His vice-president, Mike Pence, hails from the evangelical Tea Party movement, however, and some see the gag rule as Trump's thank-you to his conservative supporters.

Anti-choice movements

One high-level EU source told this website the bloc was not eager to enter into diplomatic conflict with the Trump administration, but was prepared to help meet shortfalls.

"Supporting SRHR is a concrete example of what we could do," the source said.

Malin Bjork, a Swedish left-wing MEP from the GUE/NGL group, predicted: "There will be problems."

Bjork is a co-founder of All of Us, a cross-party forum in the European Parliament that promotes SRHR.

"There is a lack of political leadership on women's rights. The European Parliament as a whole backs women's rights, as we saw in the plenary last week. But I haven't heard a sound from heavyweights in this house, or in the council, speaking out against the global gag or in support of She Decides," she said.

A recent mapping by the Green group in the European Parliament identified that at least 111 MEPs were "favourable to the anti-choice cause", including one fifth of the centre-right EPP, the parliament's largest political group.

The new president of the European Parliament, Antonio Tajani, told a press conference in December that women in the developing world "are forced to make abortions" when asked about his support of the One of Us citizens campaign, which aimed to stop the funding of abortions through EU money.

Conservative feeling is even stronger in some national capitals, as Poland prepares to tighten up abortion laws.

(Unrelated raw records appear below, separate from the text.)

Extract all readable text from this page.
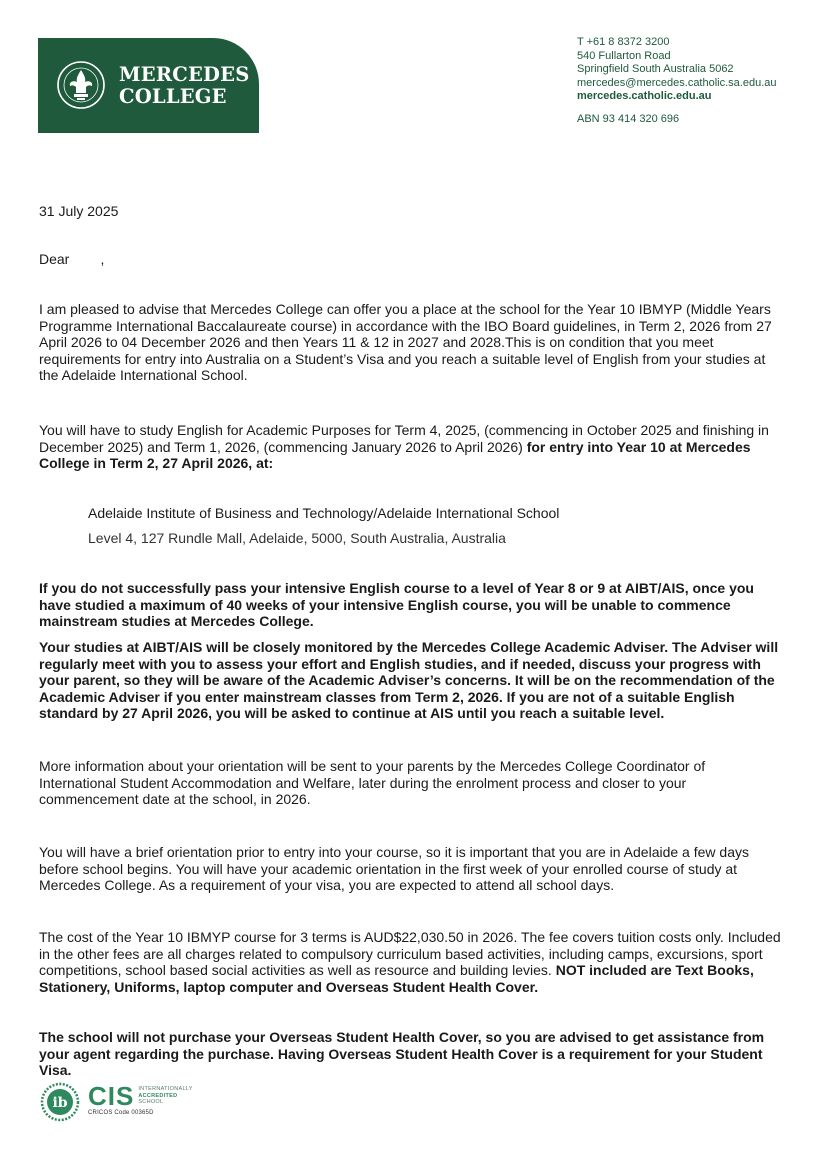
MERCEDES
COLLEGE
T +61 8 8372 3200
540 Fullarton Road
Springfield South Australia 5062
mercedes@mercedes.catholic.sa.edu.au
mercedes.catholic.edu.au
ABN 93 414 320 696
31 July 2025
Dear        ,

I am pleased to advise that Mercedes College can offer you a place at the school for the Year 10 IBMYP (Middle Years Programme International Baccalaureate course) in accordance with the IBO Board guidelines, in Term 2, 2026 from 27 April 2026 to 04 December 2026 and then Years 11 & 12 in 2027 and 2028.This is on condition that you meet requirements for entry into Australia on a Student’s Visa and you reach a suitable level of English from your studies at the Adelaide International School.

You will have to study English for Academic Purposes for Term 4, 2025, (commencing in October 2025 and finishing in December 2025) and Term 1, 2026, (commencing January 2026 to April 2026) for entry into Year 10 at Mercedes College in Term 2, 27 April 2026, at:

Adelaide Institute of Business and Technology/Adelaide International School
Level 4, 127 Rundle Mall, Adelaide, 5000, South Australia, Australia

If you do not successfully pass your intensive English course to a level of Year 8 or 9 at AIBT/AIS, once you have studied a maximum of 40 weeks of your intensive English course, you will be unable to commence mainstream studies at Mercedes College.

Your studies at AIBT/AIS will be closely monitored by the Mercedes College Academic Adviser. The Adviser will regularly meet with you to assess your effort and English studies, and if needed, discuss your progress with your parent, so they will be aware of the Academic Adviser’s concerns. It will be on the recommendation of the Academic Adviser if you enter mainstream classes from Term 2, 2026. If you are not of a suitable English standard by 27 April 2026, you will be asked to continue at AIS until you reach a suitable level.

More information about your orientation will be sent to your parents by the Mercedes College Coordinator of International Student Accommodation and Welfare, later during the enrolment process and closer to your commencement date at the school, in 2026.

You will have a brief orientation prior to entry into your course, so it is important that you are in Adelaide a few days before school begins. You will have your academic orientation in the first week of your enrolled course of study at Mercedes College. As a requirement of your visa, you are expected to attend all school days.

The cost of the Year 10 IBMYP course for 3 terms is AUD$22,030.50 in 2026. The fee covers tuition costs only. Included in the other fees are all charges related to compulsory curriculum based activities, including camps, excursions, sport competitions, school based social activities as well as resource and building levies. NOT included are Text Books, Stationery, Uniforms, laptop computer and Overseas Student Health Cover.

The school will not purchase your Overseas Student Health Cover, so you are advised to get assistance from your agent regarding the purchase. Having Overseas Student Health Cover is a requirement for your Student Visa.

ib CIS INTERNATIONALLY
ACCREDITED
SCHOOL
CRICOS Code 00365D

Croatia will probably oppose any EU donations to She Decides. The country's ministry of foreign affairs recently told press that the “EU must make its own decisions on development assistance autonomously, and not as a response to US policy".

Meanwhile, legal abortion is forbidden under all circumstances in the current Maltese EU council presidency.

Donadio, however, said she remained hopeful.

"We have a completely different situation than just a year ago. Women are marching for their rights, in the US but also in Europe. Sexual rights and reproductive health is higher on the agenda than in a long time, giving us the chance to make things right," she said.